In 1963, Hayden helped form the Economic Research and Action Project (ERAP) as part of SDS, with the aim of improving the economic lives of urban, working-class Americans on a grassroots level. Hayden moved to Newark, New Jersey, where he organized poor blacks against poverty, crime, and an unresponsive city government. Hayden left Newark after the city’s riots in July 1967.
Hayden’s next cause became the Vietnam War. After its escalation in 1965, Hayden became increasingly devoted to ending the war. During December 1965, he visited North Vietnam, which increased government suspicion of him and the New Left in general as communist sympathizers. Indeed, Hayden openly admired the North Vietnamese and championed their cause. In 1967, Hayden returned from a second trip to North Vietnam having secured the release of three American prisoners of war.
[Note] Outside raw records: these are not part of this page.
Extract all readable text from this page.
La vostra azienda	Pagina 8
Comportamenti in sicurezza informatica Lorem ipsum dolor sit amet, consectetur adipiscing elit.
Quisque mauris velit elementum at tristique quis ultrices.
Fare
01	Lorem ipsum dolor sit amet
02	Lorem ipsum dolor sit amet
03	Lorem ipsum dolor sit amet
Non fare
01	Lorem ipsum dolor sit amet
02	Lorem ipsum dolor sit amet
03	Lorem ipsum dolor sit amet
By 1968, the seemingly endless war had frustrated the New Left. While pondering more confrontational tactics to end the war, Hayden participated in the Columbia University student strike of April 1968. Later that year, Hayden went to Chicago, Illinois, to organize the National Mobilization Committee’s demonstrations at the Democratic National Convention (DNC). The demonstrations were intended to challenge the government’s insistence on continuing the Vietnam War in the face of widespread public disapproval. Specific plans were vague, but the demonstrators intended to increase antagonism toward the government, reflecting the movement’s growing disillusionment with nonviolent tactics.
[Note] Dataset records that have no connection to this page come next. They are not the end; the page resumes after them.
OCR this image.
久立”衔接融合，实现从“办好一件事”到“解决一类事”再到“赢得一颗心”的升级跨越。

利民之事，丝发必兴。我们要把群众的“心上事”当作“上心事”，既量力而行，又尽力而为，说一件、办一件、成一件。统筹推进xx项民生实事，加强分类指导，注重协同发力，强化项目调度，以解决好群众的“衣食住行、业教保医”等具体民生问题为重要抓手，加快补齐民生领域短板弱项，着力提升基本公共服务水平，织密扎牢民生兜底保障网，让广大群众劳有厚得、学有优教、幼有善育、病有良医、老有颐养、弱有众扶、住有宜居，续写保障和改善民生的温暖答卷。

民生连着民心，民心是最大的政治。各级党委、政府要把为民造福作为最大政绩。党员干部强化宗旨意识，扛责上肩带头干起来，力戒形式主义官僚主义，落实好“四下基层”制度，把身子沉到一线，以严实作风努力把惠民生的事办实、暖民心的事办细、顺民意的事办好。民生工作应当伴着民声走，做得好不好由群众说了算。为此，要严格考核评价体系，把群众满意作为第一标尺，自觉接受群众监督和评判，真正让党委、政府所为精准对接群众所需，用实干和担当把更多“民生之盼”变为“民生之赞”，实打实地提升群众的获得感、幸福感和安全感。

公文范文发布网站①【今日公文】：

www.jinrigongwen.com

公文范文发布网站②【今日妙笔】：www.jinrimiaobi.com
Violence erupted outside the DNC as Chicago police and national guardsmen, under orders of Mayor Richard Daley, indiscriminately beat demonstrators, reporters, and bystanders. Antiwar activists were initially blamed for what was later acknowledged to be a police riot. As one of the main organizers, Hayden was charged with conspiracy to create a public disturbance and tried as one of the Chicago Seven in 1969. After a sensational trial, Hayden was found guilty of inciting violence and sentenced to jail for contempt of court. In 1972, these verdicts were overturned on appeal.
After the havoc of Chicago, the New Left disintegrated. Some activists became more extreme and violent while others, including Hayden, withdrew from the movement. Hayden relocated to Oakland, California, in 1969 where, after participating in the People’s Park demonstrations in Berkeley, he joined a commune. Members later voted to expel Hayden because of his dominant personality and he moved to Venice, California.
By 1972, Hayden had returned to the cause of ending the Vietnam War. With Jane Fonda, an actress who opposed the war and had angered many with her own trip to North Vietnam, Hayden organized the Indochina Peace Campaign (IPC), which successfully lobbied Congress to cut funding for the war.
Inspired by the IPC’s success, Hayden entered California politics in an attempt to move 1960s values into mainstream politics. After losing his bid for election to the Senate in 1976, Hayden formed the Campaign for an Economic Democracy, which mirrored his goals for the ERAP in Newark. In 1982, supported by the funding of Fonda, who was now his wife, and her Hollywood connections, Hayden won election to the California State Assembly from Santa Monica, and he served there until he won election to the State Senate in 1992. Hayden continues to confront attacks on his radical past while, in his political work, he focuses on ecological concerns and the threat of large corporations to the lower classes.
Further reading: Tom Hayden, Reunion: A Memoir (New York: Random House, 1988); James Miller, Democracy Is in the Streets: From Port Huron to the Siege of Chicago (New York: Simon & Schuster, 1987).